Verteidigungsmaßnahmen
    D
er Platzregen hatte einen doppelt positiven Effekt: Er schwemmte den Schlamm von den verschmutzten Pflasterstraßen der Goldenen-Mitte und befreite Oksas Herz von einem Teil ihrer Wut. Es war nichts gelöst, der Weg vor ihnen war nach wie vor lang und gefährlich, doch dieser Ausbruch hatte der Jungen Huldvollen erlaubt, sich zumindest ein bisschen abzureagieren.
    »Hast du Lust, dir etwas anzusehen?«, fragte Tugdual.

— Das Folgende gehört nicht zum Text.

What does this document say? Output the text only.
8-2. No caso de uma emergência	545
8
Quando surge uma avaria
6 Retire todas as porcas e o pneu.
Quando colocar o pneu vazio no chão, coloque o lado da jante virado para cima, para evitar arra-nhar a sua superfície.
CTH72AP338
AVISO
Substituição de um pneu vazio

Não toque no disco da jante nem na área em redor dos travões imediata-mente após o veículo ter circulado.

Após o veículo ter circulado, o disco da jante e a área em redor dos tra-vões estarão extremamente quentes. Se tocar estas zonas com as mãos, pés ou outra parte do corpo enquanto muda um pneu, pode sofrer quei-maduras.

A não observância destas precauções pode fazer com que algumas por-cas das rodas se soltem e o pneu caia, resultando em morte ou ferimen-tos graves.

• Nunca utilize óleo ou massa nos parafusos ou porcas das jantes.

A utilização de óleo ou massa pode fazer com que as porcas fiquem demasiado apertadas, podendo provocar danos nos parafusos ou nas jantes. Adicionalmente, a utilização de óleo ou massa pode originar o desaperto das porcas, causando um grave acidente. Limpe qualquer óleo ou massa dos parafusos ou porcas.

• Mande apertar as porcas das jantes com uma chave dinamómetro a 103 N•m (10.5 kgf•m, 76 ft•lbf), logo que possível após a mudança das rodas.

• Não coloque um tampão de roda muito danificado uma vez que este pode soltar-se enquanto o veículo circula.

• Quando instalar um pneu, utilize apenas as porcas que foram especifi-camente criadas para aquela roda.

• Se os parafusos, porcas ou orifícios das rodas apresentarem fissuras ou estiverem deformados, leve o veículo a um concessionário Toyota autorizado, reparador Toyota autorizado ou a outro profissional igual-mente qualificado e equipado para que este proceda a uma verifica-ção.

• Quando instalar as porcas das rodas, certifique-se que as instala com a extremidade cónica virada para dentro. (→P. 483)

    »Täusche ich mich, oder bist du mir schon wieder um eine Länge voraus?«, fragte Oksa genervt. »Du kennst diese Welt immer noch besser als ich, das ist doch der Gipfel! Ich werde dich einsperren lassen, Huldvollen-Ehrenwort. Und sag dann bloß nicht, ich hätte dich nicht gewarnt!«
    Tugdual grinste sie frech an, und Oksa konnte gar nicht anders, als ebenfalls zu grinsen.
    »Also, was hast du nun wieder entdeckt?«, fragte sie und schnaubte verächtlich. Aber ihre Augen leuchteten dabei.
    »Komm!«
    Er zog sie in das Gewirr der Ringstraßen hinein und führte sie bis zu den Hügeln, die den Norden der Stadt säumten. Sie kamen an ein paar verlassenen Gebäuden vorbei, deren verfallene Pracht Oksa faszinierte, dann erreichten sie eine Hügelkuppe.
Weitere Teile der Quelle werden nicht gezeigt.